Fire & Blood explains that Daemon asked Corlys for his daughter's hand in marriage not long after the death of his wife, Rhea Royce, and we saw them briefly getting to know each other at the wedding feast. The book also notes some believed Daemon had truly fallen in love with Laena, while others saw it as just a cynical effort to move up in the world by allying with the Velaryons. Even Laena understands she's not the wife Daemon wanted, implying she knows he hoped to marry Rhaenyra.

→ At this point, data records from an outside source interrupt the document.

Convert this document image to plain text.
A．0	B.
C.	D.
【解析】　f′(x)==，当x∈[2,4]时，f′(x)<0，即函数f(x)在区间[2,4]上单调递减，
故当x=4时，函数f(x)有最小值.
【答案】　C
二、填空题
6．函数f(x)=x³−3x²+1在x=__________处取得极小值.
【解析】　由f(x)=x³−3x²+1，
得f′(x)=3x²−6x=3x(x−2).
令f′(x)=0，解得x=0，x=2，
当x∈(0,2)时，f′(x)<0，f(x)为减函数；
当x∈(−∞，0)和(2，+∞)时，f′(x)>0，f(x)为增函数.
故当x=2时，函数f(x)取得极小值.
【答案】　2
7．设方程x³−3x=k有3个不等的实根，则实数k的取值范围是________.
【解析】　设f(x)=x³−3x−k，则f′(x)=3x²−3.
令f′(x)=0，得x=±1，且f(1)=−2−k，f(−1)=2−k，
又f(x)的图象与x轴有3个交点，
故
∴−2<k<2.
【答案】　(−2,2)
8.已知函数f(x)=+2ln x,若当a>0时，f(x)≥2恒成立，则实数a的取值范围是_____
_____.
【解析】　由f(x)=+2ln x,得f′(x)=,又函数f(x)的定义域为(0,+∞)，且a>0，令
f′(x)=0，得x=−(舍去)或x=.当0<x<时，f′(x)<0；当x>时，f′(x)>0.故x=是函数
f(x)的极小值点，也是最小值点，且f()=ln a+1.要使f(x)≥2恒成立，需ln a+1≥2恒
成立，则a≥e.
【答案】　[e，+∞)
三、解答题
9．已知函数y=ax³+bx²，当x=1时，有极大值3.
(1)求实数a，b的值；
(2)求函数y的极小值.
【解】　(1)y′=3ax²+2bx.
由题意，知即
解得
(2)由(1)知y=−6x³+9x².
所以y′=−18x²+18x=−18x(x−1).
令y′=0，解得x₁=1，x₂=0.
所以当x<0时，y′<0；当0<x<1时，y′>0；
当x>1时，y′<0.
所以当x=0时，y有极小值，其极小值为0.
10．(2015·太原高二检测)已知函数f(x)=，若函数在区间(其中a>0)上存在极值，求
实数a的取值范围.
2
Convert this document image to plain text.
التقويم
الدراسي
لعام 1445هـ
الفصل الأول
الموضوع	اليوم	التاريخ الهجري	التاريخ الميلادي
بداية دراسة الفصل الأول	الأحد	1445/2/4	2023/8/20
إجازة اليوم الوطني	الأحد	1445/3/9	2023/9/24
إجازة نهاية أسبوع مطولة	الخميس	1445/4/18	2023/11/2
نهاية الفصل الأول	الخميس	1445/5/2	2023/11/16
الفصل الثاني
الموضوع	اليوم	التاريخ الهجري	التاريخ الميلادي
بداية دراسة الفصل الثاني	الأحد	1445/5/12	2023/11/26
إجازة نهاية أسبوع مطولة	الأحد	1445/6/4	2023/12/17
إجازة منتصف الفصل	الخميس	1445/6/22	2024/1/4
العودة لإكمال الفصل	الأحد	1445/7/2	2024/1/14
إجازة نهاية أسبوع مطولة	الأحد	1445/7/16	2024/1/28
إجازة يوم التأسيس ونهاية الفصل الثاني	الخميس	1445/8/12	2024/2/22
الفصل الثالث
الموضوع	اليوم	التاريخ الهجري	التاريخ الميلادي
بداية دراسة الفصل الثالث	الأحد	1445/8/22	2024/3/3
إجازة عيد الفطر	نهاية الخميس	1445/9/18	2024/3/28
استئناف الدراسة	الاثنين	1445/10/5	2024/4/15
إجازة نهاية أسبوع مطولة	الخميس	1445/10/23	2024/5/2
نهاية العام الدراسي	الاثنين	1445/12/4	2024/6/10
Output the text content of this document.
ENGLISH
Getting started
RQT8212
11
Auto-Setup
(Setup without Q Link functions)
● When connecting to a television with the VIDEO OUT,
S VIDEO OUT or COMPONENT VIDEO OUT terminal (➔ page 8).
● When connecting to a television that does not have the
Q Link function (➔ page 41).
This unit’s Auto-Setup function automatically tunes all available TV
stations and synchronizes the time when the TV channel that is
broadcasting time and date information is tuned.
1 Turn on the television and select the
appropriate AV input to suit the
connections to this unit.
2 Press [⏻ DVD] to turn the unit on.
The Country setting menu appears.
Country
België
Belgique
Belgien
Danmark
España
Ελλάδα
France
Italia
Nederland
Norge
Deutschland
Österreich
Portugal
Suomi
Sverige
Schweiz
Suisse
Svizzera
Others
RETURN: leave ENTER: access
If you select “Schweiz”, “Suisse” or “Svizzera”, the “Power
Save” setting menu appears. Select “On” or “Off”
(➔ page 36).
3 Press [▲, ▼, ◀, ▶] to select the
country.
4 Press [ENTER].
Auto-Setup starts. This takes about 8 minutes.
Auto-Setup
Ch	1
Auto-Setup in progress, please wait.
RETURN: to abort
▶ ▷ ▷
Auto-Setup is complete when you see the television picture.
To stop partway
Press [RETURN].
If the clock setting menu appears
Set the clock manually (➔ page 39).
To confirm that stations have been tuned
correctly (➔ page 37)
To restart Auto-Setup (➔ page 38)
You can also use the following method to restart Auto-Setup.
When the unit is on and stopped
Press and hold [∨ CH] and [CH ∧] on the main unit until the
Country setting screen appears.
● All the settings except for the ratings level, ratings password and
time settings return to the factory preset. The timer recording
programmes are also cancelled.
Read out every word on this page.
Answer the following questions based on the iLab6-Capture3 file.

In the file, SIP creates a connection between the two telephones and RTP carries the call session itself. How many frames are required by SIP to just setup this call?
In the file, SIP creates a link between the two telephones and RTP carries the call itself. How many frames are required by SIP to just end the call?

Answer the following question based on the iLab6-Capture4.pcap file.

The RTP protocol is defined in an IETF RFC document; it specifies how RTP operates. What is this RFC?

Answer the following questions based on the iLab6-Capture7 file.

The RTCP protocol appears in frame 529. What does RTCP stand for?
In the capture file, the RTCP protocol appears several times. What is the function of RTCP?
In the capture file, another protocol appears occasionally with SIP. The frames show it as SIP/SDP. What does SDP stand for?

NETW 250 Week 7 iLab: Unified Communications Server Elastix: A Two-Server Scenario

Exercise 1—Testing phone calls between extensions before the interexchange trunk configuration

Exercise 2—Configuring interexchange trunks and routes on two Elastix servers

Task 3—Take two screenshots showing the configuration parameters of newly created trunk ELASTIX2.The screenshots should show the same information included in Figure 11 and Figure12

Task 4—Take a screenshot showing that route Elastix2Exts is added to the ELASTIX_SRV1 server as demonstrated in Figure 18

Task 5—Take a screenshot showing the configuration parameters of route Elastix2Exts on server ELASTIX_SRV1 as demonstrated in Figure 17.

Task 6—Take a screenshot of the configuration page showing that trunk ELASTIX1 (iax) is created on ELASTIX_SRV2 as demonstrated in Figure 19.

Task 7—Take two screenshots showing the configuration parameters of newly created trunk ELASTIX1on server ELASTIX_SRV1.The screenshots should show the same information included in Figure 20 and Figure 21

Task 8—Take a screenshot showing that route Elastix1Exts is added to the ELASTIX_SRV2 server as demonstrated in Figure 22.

Daemon and Laena are now living in Pentos, one of the Free Cities of Essos, across the sea from Westeros. (This is the same city where Daenerys and her brother were staying at the start of Game of Thrones.) According to Fire & Blood, Daemon and Laena left Westeros after tying the knot because Daemon "knew that his brother would not be pleased when he heard" of the marriage. They're staying with the prince of Pentos, who offers permanent residence in exchange for using their dragons to help fend off the Triarchy. The Triarchy consists of the Free Cities of Myr, Lys and Tyrosh, but Pentos isn't a part of it.

Somewhat surprisingly, Daemon, who seems pretty depressed these days, is into the idea of staying, and it's Laena who pushes for them to go back home. She's a dragonrider at heart, and the book explains that she was particularly obsessed with riding dragons from a young age. We see she's now riding Vhagar, an absolutely massive beast that was ridden by Aegon the Conqueror's queen during his conquest of Westeros. It's a dream come true for Laena, who you'll recall expressing interest in Vhagar specifically while talking with the king when she was 12.

But that dragon she dreamed of riding as a kid will soon be the death of her, and the episode opens and closes with two horrifying birth sequences. In the latter case, Laena is giving birth to her third child with Daemon, but there are complications, and Daemon is given a similar choice as Viserys in the pilot: They can cut out the child and possibly save it, but while killing the mother. Unlike Viserys, Daemon seems to be saying no to the procedure. But after realizing what's being discussed in the corner, Laena gets out of the bed, makes her way to Vhagar, and repeatedly yells "dracarys," ordering the dragon to burn her to death.

The implication is that Laena decided not only that she wanted to be put out of her misery, but that she wasn't going to lie down and let a bunch of men determine her fate. Instead, she goes out on her own terms. It's an echo and rebuke of the Aemma scene from the first episode, where the queen was held down and given an involuntary, fatal C-section. "At my end, I want to die a dragonrider's death," Laena said earlier, and she gets her wish.

This is another change from the book, where it's said Laena actually did give birth to the child, but he "died within the hour," and Laena, who was drained of strength from the labor, dies of a "childbed fever." She makes her way to Vhagar so "that she might fly one last time before she died," but she collapses and dies before getting there, Fire & Blood says. We can presume this is the story most of the realm heard, while the version in the show is the darker truth.

By the end of the episode, then, Daemon and Rhaenyra have both lost their lovers in a fire — so she should probably be expecting a "u up?" raven shortly.